Russia is ready to restore economic co-operation and other ties with Turkey, President Vladimir Putin has announced in St. Petersburg.

It is also President Erdogan’s first foreign visit since an attempted coup last month.

Recep Tayyip Erdogan thanked Vladimir Putin, saying “your call straight after the coup attempt was very welcome”.

Russian-Turkish relations soured last November when Turkey shot down a Russian bomber on the Syrian border.

Recep Tayyip Erdogan’s visit comes as Turkey’s ties with the West have cooled over criticism of the purge of alleged coup-plotters.

Before leaving Turkey, Recep Tayyip Erdogan referred to Vladimir Putin as his “friend” and said he wanted to open a new page in relations with Russia.

“This visit strikes me as a new milestone in our bilateral relations, starting again from a clean slate,” he told Russia’s Tass news agency.

Photo Wikipedia

Photo Wikipedia

Vladimir Putin said their talks would cover “the whole range of our relations… including restoring economic ties, combating terrorism”.

After Turkey shot down the Su-24 jet Russia imposed trade sanctions and suspended Russian package tours to Turkey.

In June, the Kremlin said Recep Tayyip Erdogan had apologized for the downing of the jet and had sent a message expressing “sympathy and deep condolences” to the family of the dead pilot.

Then, after the July 15 coup attempt in Turkey, Vladimir Putin expressed support for Recep Tayyip Erdogan. He did not criticize President Erdogan’s crackdown on political opponents and purge of alleged “plotters” in state institutions.

Turkey’s ties with its NATO allies – especially the US – have been strained by disagreements over the Syrian civil war.
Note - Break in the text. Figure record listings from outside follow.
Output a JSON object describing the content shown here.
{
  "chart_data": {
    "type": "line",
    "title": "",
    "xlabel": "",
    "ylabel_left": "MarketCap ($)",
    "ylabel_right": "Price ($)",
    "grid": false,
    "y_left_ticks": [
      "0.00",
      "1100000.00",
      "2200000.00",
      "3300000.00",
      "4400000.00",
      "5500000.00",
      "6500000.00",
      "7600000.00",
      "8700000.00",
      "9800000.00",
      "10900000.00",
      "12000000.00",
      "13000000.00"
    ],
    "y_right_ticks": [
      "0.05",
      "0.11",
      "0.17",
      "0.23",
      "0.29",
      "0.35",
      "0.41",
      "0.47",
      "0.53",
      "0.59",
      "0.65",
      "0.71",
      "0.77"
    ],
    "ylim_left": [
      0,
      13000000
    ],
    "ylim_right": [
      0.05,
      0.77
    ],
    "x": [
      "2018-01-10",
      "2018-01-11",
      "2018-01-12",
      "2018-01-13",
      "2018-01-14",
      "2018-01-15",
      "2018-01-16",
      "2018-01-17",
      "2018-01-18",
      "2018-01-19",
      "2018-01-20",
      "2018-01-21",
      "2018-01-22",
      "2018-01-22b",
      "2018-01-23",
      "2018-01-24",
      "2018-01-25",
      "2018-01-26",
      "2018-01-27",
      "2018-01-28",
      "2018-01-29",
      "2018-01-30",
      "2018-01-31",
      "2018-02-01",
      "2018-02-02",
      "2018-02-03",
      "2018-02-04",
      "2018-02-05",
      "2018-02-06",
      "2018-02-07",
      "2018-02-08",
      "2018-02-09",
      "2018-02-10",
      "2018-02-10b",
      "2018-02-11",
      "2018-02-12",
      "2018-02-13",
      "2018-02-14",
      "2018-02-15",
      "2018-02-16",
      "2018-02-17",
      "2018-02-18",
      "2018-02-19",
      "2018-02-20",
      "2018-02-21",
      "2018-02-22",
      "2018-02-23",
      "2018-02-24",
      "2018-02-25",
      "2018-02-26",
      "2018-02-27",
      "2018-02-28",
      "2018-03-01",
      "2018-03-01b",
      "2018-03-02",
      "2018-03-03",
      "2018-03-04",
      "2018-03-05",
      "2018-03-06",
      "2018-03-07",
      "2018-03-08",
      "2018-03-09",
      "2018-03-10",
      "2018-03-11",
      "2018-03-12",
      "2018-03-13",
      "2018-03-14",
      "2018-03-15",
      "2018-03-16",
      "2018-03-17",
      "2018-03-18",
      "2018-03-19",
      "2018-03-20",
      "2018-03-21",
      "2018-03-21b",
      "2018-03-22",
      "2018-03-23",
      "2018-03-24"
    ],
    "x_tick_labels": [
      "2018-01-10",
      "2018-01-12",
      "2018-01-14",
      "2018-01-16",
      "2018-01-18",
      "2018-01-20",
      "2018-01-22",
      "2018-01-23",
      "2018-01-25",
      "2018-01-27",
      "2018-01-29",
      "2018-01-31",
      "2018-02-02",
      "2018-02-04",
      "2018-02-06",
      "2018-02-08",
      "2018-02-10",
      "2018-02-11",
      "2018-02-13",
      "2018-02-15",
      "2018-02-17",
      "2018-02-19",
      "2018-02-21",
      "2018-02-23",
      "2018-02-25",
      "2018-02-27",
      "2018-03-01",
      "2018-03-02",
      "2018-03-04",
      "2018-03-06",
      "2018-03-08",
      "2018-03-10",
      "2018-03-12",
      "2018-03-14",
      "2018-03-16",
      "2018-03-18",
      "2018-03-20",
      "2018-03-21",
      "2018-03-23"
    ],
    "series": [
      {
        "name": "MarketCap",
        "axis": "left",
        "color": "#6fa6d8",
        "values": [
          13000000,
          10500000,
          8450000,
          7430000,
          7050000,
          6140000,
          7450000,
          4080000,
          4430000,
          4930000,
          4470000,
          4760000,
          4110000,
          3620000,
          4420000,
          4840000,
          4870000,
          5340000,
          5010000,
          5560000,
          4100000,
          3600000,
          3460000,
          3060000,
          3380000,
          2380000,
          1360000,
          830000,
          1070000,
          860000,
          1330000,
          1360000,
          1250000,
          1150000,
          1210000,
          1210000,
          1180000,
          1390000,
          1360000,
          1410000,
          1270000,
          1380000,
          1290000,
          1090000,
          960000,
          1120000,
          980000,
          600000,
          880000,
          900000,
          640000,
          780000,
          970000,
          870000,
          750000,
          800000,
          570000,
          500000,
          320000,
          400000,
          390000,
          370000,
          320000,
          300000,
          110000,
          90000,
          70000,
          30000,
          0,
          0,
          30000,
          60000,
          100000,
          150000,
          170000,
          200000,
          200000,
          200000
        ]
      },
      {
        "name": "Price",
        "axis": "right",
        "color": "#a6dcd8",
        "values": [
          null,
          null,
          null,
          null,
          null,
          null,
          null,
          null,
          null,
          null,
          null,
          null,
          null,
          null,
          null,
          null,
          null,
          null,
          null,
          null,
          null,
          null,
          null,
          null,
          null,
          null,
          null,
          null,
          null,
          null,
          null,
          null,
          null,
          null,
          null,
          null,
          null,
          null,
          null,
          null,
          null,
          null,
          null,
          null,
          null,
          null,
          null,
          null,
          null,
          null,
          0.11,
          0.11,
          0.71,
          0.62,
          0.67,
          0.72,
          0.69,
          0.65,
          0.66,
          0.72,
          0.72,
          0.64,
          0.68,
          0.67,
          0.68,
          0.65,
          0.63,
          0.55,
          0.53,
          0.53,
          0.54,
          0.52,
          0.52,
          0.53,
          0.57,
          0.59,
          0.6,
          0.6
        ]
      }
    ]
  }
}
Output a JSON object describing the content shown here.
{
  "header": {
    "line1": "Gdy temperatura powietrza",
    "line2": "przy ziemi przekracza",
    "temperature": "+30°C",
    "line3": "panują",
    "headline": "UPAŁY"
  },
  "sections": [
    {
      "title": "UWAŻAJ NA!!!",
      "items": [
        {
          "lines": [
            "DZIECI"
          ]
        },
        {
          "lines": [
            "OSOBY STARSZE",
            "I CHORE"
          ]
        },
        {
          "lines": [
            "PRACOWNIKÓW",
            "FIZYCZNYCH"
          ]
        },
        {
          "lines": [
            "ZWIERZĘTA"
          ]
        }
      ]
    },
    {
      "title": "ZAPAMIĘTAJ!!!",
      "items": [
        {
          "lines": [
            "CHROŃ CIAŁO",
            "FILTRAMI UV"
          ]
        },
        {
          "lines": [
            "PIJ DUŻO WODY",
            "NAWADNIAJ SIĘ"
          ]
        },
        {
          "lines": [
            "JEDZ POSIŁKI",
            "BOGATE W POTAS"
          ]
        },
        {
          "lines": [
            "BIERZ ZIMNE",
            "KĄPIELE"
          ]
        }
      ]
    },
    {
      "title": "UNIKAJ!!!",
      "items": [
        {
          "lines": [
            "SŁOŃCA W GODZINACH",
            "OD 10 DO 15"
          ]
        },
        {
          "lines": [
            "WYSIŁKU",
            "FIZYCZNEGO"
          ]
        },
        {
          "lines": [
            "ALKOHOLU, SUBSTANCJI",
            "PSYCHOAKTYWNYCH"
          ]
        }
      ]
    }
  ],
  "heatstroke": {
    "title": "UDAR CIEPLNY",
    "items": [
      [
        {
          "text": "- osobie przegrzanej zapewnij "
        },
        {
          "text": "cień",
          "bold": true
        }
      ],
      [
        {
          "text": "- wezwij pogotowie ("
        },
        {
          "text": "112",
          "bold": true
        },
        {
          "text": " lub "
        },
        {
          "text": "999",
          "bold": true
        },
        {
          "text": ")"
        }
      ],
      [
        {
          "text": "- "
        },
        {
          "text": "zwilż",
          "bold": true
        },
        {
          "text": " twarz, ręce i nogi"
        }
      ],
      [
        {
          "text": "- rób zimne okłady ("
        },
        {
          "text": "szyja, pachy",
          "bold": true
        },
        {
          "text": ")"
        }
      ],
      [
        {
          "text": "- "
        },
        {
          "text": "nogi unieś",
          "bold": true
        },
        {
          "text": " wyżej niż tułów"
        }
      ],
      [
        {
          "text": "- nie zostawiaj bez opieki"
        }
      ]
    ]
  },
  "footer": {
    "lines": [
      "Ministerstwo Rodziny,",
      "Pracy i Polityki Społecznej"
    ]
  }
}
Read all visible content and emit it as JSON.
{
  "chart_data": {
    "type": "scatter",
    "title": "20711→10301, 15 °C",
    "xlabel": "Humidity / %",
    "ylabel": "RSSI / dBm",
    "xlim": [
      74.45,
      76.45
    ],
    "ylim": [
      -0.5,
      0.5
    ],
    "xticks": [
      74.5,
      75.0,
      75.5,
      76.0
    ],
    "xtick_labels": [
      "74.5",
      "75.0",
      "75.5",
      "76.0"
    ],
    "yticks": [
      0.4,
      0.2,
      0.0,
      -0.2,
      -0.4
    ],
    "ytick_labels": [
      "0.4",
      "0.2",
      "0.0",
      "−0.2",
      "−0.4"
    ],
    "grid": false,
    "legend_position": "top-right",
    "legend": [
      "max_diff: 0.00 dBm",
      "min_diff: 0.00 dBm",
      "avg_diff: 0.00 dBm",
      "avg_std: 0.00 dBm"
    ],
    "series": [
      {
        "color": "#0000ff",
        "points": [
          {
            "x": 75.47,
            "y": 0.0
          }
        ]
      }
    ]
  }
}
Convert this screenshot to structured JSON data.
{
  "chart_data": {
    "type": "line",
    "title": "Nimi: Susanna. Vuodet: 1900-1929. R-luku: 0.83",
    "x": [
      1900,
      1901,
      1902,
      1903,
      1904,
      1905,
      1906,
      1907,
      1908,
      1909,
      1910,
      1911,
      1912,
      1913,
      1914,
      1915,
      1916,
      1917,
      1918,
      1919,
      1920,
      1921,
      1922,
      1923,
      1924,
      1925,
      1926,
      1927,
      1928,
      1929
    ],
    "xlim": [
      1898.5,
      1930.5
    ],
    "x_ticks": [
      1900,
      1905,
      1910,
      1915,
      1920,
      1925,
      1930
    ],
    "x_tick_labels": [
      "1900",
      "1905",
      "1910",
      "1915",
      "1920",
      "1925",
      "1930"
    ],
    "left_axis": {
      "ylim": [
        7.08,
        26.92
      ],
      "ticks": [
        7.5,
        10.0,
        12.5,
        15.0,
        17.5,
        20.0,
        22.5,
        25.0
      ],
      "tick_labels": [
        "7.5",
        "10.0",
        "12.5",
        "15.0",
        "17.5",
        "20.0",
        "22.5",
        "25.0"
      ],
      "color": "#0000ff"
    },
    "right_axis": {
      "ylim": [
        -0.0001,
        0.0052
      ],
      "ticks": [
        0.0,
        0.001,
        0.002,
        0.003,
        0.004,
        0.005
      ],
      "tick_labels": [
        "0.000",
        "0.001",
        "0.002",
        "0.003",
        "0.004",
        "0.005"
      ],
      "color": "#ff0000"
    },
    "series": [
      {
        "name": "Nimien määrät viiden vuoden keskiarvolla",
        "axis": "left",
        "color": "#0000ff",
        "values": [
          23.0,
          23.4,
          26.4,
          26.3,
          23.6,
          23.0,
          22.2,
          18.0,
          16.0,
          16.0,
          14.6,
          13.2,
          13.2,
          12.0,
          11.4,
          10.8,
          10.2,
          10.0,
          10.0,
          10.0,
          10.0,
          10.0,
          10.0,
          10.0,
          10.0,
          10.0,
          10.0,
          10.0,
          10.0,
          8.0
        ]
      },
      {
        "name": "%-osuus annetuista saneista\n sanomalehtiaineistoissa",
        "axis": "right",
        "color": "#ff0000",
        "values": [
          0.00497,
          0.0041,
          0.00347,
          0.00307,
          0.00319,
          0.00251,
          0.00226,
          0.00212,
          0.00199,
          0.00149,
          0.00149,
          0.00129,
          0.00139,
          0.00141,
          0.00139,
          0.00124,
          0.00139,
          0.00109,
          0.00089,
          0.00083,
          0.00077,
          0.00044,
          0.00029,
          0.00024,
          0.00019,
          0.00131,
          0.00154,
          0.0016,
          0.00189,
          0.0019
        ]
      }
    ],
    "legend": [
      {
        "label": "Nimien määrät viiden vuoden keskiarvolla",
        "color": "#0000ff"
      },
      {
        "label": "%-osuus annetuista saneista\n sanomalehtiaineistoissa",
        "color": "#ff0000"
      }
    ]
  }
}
Turkey’s priority is to weaken the Kurdish separatist forces, while the US is focusing on destroying ISIS.

Recep Tayyip Erdogan was angered by criticism from the EU and the US of the mass detentions of suspected plotters. He demanded that the US extradite cleric Fethullah Gulen, whom he accuses of organizing the coup. But the United States says Turkey must provide solid evidence before such a move can be considered.

Turkey’s Justice Minister, Bekir Bozdag, says more than 26,000 people have been detained after the attempted coup.

They back opposing sides in Syria. Turkey is furious at the scale of Russian air support for Syrian government forces, as Recep Tayyip Erdogan reviles Syrian President Bashar al-Assad.

Russia has accused Turkey of backing Islamist anti-Assad groups, including some accused of “terrorism” in Russia.

Turkey is at war with the Kurdistan Workers’ Party (PKK) and the PKK’s Syrian allies. Recep Tayyip Erdogan has accused Russia of arming the PKK.

For centuries Russia and Turkey have been rivals for influence in the Caucasus and Black Sea region.


Turkey was also angered by Russia’s annexation of Crimea in 2014, accusing Moscow of violating the rights of Crimean Tatars. The Muslim Tatars have long had close ties to Turkey.